First-quarter revenues comprised commercial revenues of $85 million, up 1.2% year over year. R&D revenues of $27 million declined 45% from the year-ago quarter due to higher milestone payments in the year-ago quarter. Ionis expects R&D revenues to be higher in the second half as its partnered programs are advancing.
Commercial revenues from Spinraza royalties were $60 million, down 9.1% year over year as Biogen reported softer sales of the drug. Product sales from Tegsedi and Waylivra were $20 million, compared with $15 million in the year-ago quarter.
Under Ionis’ new distribution model, its commercial revenues from Tegsedi and Waylivra shift from product sales to distribution fees based on Sobi’s net sales. Ionis’ first-quarter revenues reflected this shift in Europe. Beginning in the second quarter, revenues from Tegsedi sales in North America will also reflect this shift.
License and royalty revenues were $5 million in the quarter compared with $3 million in the year-ago quarter.
Adjusted operating costs rose 3.9% year over year to $159 million in the first quarter of 2021 mainly driven by higher R&D costs. SG&A expenses decreased in the first quarter.
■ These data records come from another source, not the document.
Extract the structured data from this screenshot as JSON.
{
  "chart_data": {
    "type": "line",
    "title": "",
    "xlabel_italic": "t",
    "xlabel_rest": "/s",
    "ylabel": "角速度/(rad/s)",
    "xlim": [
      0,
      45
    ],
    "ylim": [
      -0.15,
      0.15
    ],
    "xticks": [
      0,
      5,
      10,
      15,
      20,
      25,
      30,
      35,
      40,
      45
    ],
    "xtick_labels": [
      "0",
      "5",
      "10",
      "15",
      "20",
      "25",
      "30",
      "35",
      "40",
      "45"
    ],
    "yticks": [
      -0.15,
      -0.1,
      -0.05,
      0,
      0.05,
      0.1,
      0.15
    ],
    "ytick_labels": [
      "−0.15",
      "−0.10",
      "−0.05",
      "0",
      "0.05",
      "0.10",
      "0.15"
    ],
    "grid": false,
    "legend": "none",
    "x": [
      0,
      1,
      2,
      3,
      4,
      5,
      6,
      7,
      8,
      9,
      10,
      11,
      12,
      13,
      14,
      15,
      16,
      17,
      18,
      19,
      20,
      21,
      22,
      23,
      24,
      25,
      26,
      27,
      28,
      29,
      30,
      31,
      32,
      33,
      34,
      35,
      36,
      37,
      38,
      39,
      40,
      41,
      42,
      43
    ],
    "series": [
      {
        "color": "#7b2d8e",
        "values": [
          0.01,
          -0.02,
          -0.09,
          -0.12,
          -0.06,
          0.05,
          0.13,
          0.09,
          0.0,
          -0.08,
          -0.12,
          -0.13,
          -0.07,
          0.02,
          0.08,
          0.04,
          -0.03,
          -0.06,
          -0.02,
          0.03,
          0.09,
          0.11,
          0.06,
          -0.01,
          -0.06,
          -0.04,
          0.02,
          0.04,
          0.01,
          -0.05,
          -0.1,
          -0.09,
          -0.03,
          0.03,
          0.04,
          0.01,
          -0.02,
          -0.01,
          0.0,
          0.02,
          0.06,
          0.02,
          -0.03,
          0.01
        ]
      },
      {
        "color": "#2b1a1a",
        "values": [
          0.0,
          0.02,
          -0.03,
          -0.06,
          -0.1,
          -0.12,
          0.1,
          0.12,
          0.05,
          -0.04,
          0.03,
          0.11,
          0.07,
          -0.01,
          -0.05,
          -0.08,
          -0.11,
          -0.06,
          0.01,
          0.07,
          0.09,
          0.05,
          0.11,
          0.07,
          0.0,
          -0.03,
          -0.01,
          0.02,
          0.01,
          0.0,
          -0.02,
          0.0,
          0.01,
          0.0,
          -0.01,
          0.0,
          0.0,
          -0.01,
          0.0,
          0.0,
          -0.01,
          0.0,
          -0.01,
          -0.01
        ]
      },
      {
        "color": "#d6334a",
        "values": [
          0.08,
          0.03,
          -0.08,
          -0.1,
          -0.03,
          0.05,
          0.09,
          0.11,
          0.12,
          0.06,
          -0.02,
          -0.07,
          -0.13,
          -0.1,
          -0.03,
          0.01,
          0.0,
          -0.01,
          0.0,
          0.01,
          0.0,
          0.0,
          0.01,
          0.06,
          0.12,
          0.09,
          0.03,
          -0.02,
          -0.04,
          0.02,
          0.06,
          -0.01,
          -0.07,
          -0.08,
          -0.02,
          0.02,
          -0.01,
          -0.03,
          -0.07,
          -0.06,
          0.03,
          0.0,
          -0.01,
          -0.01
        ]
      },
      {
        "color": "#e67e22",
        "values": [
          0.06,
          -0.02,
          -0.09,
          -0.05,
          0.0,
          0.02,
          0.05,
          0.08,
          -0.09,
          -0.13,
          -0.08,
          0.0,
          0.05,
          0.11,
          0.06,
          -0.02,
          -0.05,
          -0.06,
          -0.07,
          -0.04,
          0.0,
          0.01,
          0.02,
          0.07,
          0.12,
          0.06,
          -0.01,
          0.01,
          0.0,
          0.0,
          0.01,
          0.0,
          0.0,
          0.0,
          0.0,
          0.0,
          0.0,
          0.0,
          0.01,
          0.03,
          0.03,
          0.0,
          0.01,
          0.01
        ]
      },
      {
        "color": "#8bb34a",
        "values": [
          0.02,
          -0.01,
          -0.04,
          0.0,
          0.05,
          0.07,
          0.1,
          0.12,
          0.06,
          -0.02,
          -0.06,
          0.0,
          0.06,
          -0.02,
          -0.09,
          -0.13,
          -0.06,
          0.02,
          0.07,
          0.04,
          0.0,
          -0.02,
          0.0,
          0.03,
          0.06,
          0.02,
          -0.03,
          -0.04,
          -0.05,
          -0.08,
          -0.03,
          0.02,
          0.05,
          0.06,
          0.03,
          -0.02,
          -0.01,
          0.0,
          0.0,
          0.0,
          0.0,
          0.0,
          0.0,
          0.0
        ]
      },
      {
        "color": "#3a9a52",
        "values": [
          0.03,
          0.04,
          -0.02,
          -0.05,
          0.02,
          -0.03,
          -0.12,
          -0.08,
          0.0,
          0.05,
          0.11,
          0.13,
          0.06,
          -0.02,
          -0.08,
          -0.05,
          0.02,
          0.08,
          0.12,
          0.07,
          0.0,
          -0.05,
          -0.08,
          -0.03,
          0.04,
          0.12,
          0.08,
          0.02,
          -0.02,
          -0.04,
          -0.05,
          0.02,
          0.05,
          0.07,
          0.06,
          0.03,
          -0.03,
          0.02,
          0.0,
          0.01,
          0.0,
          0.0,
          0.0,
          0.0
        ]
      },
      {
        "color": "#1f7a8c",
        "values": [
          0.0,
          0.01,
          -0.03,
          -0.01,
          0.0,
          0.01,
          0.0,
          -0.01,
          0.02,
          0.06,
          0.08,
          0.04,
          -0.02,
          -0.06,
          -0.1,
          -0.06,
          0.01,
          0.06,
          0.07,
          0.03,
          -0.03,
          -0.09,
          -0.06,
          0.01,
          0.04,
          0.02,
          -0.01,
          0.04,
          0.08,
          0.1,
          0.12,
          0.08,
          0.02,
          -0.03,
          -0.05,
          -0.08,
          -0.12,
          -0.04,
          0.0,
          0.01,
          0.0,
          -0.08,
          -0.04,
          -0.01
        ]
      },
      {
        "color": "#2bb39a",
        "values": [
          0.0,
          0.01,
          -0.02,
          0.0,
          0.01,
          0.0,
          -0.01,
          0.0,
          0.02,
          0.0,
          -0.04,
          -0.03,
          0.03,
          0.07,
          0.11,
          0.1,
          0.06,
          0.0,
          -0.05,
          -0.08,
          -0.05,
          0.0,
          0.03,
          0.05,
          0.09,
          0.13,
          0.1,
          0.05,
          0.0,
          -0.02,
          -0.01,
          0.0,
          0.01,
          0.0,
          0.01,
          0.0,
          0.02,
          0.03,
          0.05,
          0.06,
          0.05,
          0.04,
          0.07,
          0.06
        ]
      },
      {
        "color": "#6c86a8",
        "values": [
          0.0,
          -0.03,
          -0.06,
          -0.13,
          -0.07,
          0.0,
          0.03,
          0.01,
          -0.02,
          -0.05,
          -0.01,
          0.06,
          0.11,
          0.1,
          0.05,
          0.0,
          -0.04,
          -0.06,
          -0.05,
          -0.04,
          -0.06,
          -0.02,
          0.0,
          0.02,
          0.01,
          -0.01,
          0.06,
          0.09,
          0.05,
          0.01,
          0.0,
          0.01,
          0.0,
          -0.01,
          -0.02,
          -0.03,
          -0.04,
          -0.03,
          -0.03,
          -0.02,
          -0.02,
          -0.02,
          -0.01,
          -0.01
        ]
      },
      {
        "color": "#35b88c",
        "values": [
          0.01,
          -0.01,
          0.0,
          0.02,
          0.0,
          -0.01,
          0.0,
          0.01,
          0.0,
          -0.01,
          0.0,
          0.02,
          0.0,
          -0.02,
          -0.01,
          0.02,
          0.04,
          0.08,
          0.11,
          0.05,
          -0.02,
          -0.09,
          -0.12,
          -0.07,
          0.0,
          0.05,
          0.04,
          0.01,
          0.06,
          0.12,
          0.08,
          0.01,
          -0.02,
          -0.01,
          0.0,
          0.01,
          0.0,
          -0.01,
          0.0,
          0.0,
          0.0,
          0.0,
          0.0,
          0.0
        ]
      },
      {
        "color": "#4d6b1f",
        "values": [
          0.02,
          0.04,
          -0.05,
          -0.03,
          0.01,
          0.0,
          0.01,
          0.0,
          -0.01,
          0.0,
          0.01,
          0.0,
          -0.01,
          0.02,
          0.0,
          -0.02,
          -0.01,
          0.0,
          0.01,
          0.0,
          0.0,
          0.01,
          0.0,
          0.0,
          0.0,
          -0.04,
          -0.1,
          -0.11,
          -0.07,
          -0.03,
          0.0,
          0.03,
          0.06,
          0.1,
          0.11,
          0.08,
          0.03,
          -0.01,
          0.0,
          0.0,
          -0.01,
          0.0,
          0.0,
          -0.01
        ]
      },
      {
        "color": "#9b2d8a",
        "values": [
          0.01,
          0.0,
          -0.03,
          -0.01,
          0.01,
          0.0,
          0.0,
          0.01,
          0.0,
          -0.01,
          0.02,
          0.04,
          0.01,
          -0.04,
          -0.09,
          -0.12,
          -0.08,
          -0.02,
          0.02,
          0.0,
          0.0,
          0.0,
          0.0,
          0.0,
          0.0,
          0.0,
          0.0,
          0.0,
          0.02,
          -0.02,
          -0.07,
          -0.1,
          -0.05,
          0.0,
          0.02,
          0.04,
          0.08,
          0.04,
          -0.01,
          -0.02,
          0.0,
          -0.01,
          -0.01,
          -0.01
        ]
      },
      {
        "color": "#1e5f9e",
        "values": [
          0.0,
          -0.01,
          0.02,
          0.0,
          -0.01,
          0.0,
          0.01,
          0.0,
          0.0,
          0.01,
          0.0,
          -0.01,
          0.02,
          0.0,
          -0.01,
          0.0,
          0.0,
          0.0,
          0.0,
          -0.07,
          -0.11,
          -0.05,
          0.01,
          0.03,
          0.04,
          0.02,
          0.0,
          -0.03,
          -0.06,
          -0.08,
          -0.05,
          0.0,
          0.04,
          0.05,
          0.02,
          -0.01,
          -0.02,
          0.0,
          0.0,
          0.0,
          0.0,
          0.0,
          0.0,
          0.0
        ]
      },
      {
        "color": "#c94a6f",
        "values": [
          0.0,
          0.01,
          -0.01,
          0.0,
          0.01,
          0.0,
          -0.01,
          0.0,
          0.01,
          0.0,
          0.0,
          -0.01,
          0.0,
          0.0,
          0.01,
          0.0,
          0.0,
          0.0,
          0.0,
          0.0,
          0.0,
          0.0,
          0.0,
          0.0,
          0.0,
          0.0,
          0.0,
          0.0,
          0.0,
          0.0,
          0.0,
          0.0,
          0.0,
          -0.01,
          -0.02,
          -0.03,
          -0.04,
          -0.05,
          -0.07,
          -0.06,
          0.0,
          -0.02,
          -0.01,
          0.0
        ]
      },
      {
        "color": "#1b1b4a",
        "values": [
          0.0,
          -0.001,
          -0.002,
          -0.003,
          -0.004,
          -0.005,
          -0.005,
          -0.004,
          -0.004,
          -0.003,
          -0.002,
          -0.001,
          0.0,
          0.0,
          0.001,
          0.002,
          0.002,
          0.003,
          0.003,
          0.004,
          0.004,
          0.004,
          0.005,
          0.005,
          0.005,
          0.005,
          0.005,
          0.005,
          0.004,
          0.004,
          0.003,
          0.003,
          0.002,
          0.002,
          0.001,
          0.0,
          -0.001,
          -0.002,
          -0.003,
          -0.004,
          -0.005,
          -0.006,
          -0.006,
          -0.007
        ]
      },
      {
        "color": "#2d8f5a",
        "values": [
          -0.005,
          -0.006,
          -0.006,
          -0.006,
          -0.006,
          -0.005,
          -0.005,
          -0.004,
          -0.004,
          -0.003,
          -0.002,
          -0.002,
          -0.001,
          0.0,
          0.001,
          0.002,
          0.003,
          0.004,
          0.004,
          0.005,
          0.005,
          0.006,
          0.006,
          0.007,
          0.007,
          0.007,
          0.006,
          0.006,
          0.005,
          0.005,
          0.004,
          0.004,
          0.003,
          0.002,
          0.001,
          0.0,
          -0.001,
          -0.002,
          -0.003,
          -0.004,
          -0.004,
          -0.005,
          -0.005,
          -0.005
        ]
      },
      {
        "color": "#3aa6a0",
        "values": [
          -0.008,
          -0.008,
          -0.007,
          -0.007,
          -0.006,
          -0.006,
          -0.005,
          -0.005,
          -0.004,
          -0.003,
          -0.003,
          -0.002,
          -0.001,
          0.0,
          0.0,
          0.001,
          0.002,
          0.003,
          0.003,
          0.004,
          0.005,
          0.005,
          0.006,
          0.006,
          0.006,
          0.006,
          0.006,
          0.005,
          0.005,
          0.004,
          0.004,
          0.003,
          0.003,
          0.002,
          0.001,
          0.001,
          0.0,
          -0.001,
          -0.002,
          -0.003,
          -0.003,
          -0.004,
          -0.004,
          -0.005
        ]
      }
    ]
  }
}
Ionis maintained its 2021 total revenue guidance of more than $600 million. Adjusted net loss is expected to be less than $75 million.
While total revenues in the second quarter are expected to be similar to the first quarter, Ionis expects an increase in revenues in the second half of 2021 driven by increasing R&D revenues.
Adjusted operating expense are expected to be in the range of $675 million to $725 million as Ionis invests in expanding its wholly-owned pipeline and utility of its technology, and building its commercial capabilities. Ionis expects R&D expenses to increase approximately 25% to 35% in 2021 compared with the last year while SG&A expenses are expected to decrease.
\Ionis announced that it has decided to discontinue development of Ionis ENAC-2.5Rx in cystic fibrosis due to toxicity findings in preclinical studies.
How Have Estimates Been Moving Since Then?
It turns out, estimates review flatlined during the past month. The consensus estimate has shifted -13.82% due to these changes.
At this time, Ionis Pharmaceuticals has a poor Growth Score of F, however its Momentum Score is doing a bit better with a D. Following the exact same course, the stock was allocated a grade of D on the value side, putting it in the bottom 40% for this investment strategy.
Overall, the stock has an aggregate VGM Score of F. If you aren't focused on one strategy, this score is the one you should be interested in.
Ionis Pharmaceuticals has a Zacks Rank #3 (Hold). We expect an in-line return from the stock in the next few months.